L'Excalibur 42mm Automatique possède un autre point commun avec sa grande soeur et malheureusement c'est un détail que j'apprécie moins. Il s'agit de la position du sous-cadran bien trop proche du centre de la montre. Les bases des aiguilles "mordent" d'ailleurs dessus. Certes, dans le contexte d'une montre 3 aiguilles, c'est moins grave qu'avec un chronographe et ce d'autant plus que le sous-cadran est à 9 heures. Mais je trouve que la montre aurait gagné en équilibre avec un sous-cadran mieux positionné. La recette miracle n'existe pas si ce n'est celle qui consiste à réduire la taille du boîtier. C'est le mouvement qui commande ce positionnement et avec un boîtier de 42mm, l'écueil ne pouvait être évité.
Justement, il est temps de parler du mouvement car il constitue la pierre angulaire de la stratégie de Roger Dubuis autour des Excalibur 42mm. Afin de maîtriser le prix de vente, notamment celui de la version acier, Roger Dubuis a équipé cette montre d'un mouvement aux coûts de fabrication inférieurs à ceux du RD77. Cela ne veut pas dire que le RD620 est un mouvement au rabais bien au contraire. Son architecture est aussi appréciable avec son micro-rotor et la jolie forme des ponts. Seule la présentation de l'organe régulant est en retrait selon moi par rapport au RD77. Son épaisseur est légèrement supérieure (4,5mm vs 4mm). La bonne nouvelle est que les performances sont aussi bonnes (fréquence de 4hz) pour ne pas dire meilleures sous certains aspects (une réserve de marche de 52 heures contre 42 heures pour le RD77). La qualité de fabrication demeure comme le certifie le poinçon de Genève. La finition est discrète, sobre et sans reproche. J'aurais cependant aimé un micro-rotor avec une présentation plus avantageuse, la concentration des inscriptions sur la masse oscillante ne le valorisant pas.

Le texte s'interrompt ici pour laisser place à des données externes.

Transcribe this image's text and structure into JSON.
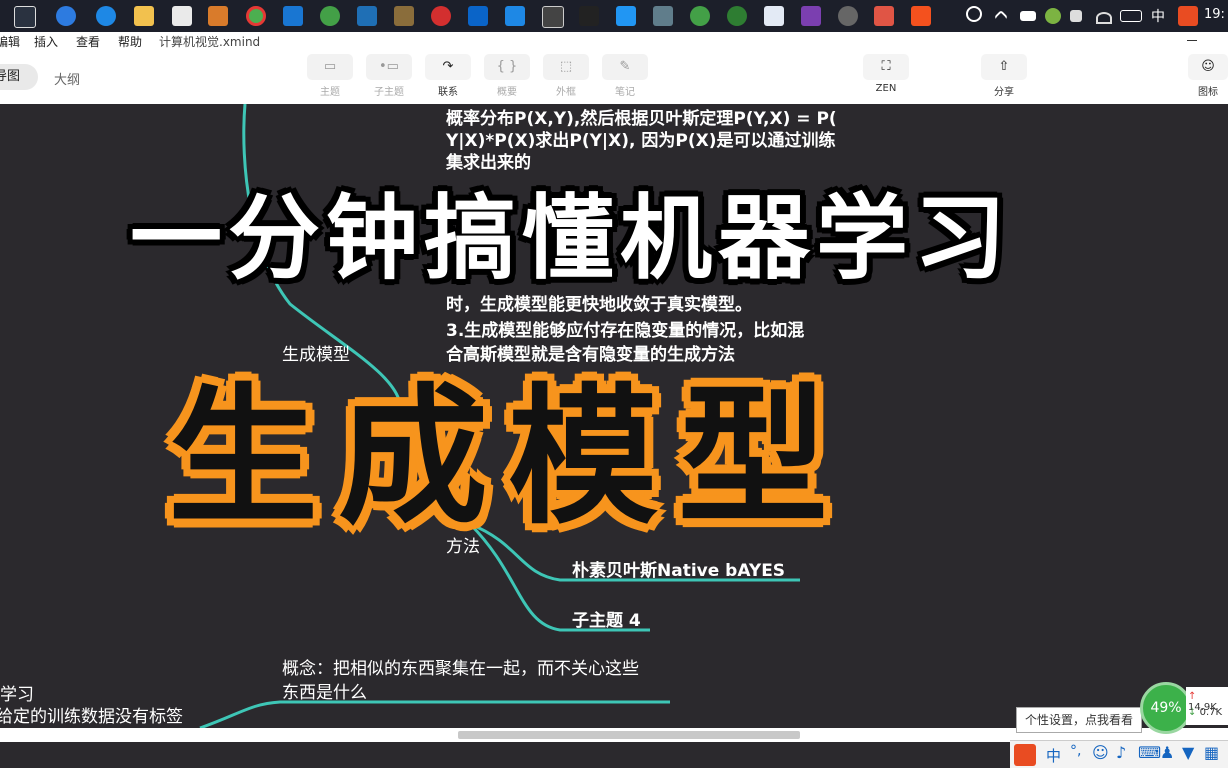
{
  "taskbar": {
    "icons": [
      "taskview-icon",
      "ie-icon",
      "edge-icon",
      "folder-icon",
      "store-icon",
      "app-icon",
      "chrome-icon",
      "app-icon",
      "wechat-icon",
      "jianguoyun-icon",
      "app-icon",
      "netease-icon",
      "outlook-icon",
      "vscode-icon",
      "code-icon",
      "app-icon",
      "app-icon",
      "app-icon",
      "app-icon",
      "app-icon",
      "app-icon",
      "vs-icon",
      "gear-icon",
      "xmind-icon",
      "app-icon"
    ],
    "tray_ime": "中",
    "clock": "19:"
  },
  "menubar": {
    "items": [
      "编辑",
      "插入",
      "查看",
      "帮助"
    ],
    "file_name": "计算机视觉.xmind"
  },
  "toolbar": {
    "tab_active": "导图",
    "tab_outline": "大纲",
    "tools": [
      {
        "label": "主题",
        "icon": "topic-icon"
      },
      {
        "label": "子主题",
        "icon": "subtopic-icon"
      },
      {
        "label": "联系",
        "icon": "relationship-icon",
        "active": true
      },
      {
        "label": "概要",
        "icon": "summary-icon"
      },
      {
        "label": "外框",
        "icon": "boundary-icon"
      },
      {
        "label": "笔记",
        "icon": "note-icon"
      }
    ],
    "zen": "ZEN",
    "share": "分享",
    "icon_label": "图标"
  },
  "mindmap": {
    "line1": "概率分布P(X,Y),然后根据贝叶斯定理P(Y,X) = P(",
    "line2": "Y|X)*P(X)求出P(Y|X), 因为P(X)是可以通过训练",
    "line3": "集求出来的",
    "line4": "时，生成模型能更快地收敛于真实模型。",
    "line5": "3.生成模型能够应付存在隐变量的情况，比如混",
    "line6": "合高斯模型就是含有隐变量的生成方法",
    "gen_node": "生成模型",
    "method": "方法",
    "naive": "朴素贝叶斯Native bAYES",
    "sub4": "子主题 4",
    "concept1": "概念：把相似的东西聚集在一起，而不关心这些",
    "concept2": "东西是什么",
    "left1": "学习",
    "left2": "给定的训练数据没有标签"
  },
  "overlay": {
    "title": "一分钟搞懂机器学习",
    "subtitle": "生成模型"
  },
  "status": {
    "tooltip": "个性设置，点我看看",
    "cpu": "49%",
    "net_up": "14.9K",
    "net_down": "0.7K",
    "ime": "中"
  },
  "colors": {
    "canvas": "#2b292d",
    "branch": "#3ec6b6",
    "accent_orange": "#f7941d"
  }
}
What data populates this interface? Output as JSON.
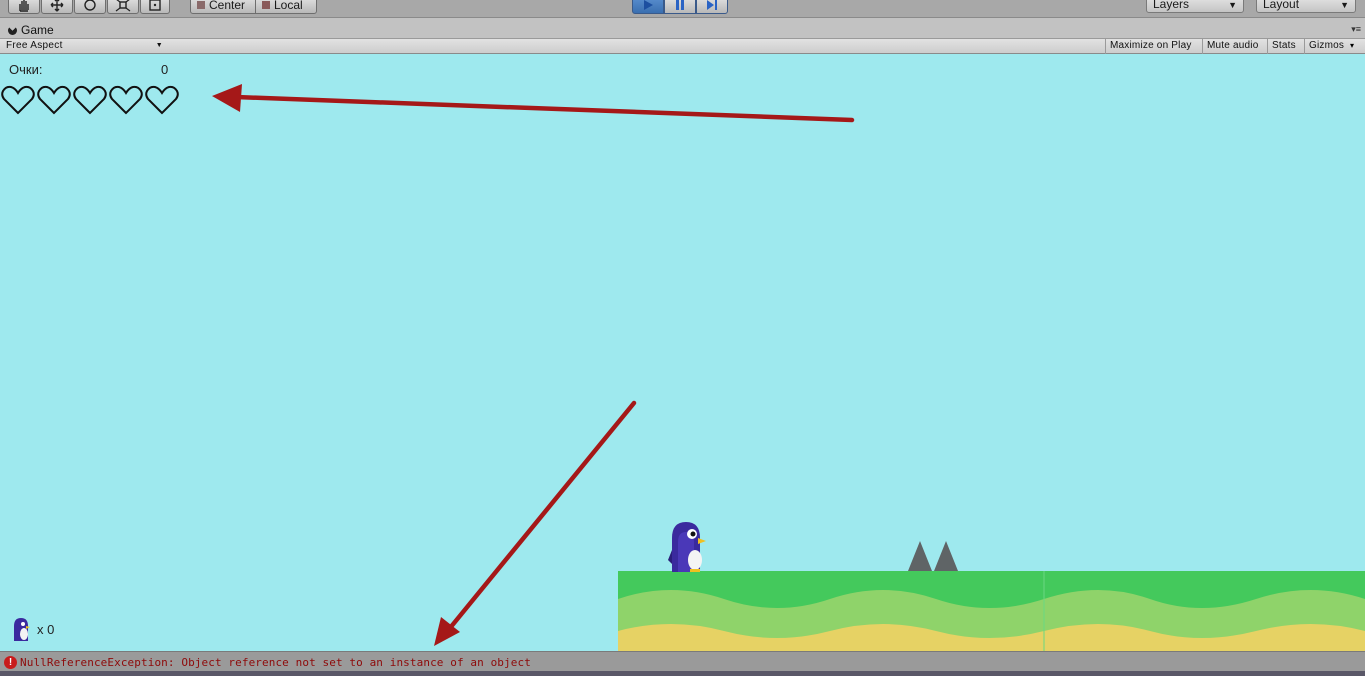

Un des grands atouts de l'Excalibur 42mm est son confort. Les cornes sont courbées et épousent parfaitement le poignet. C'est au porté que le cadran satiné soleil s'apprécie le plus car il capte facilement la lumière et crée de beaux reflets dans sa version fond argent. La version fond gris est plus subtile, plus discrète. Les chiffres se fondent alors plus dans le cadran jusqu'à presque s'estomper. Le choix entre les deux couleurs de cadran est important car esthétiquement, elles provoquent des perceptions très différentes. J'ai ici une préférence pour le cadran fond argent, plus dynamique et qui fait plus ressortir le dessin des chiffres romains.
Avec l'Excalibur 42mm Automatique, Roger Dubuis a souhaité présenter une montre 3 aiguilles au tarif ajusté tout en conservant les principaux attraits de la marque: un mouvement automatique à micro-rotor, un boîtier possédant un soupçon d'originalité, un cadran aux chiffres caractéristiques. Malgré quelques défauts comme la position du sous-cadran, le bilan de cette Excalibur 42mm Automatique est très positif car le contenu horloger demeure solide pour un prix très attractif dans la version acier, autour de 13.000 euros, le tout accompagné du Poinçon de Genève et du COSC! Avec la Monégasque Acier, elle constitue donc le moyen le plus économique de rentrer dans l'univers de Roger Dubuis. A ce titre, elle s'adresse aux amateurs à la recherche d'une montre de haute horlogerie au tarif contenu et qui souhaitent éviter de tomber dans le classicisme absolu. Je ne peux que saluer la démarche de Roger Dubuis qui propose dans son catalogue deux montres différentes d'entrée de gamme en acier respectant les critères de qualité de la Manufacture.
Merci à l'équipe Roger Dubuis pour son accueil pendant le SIHH 2012.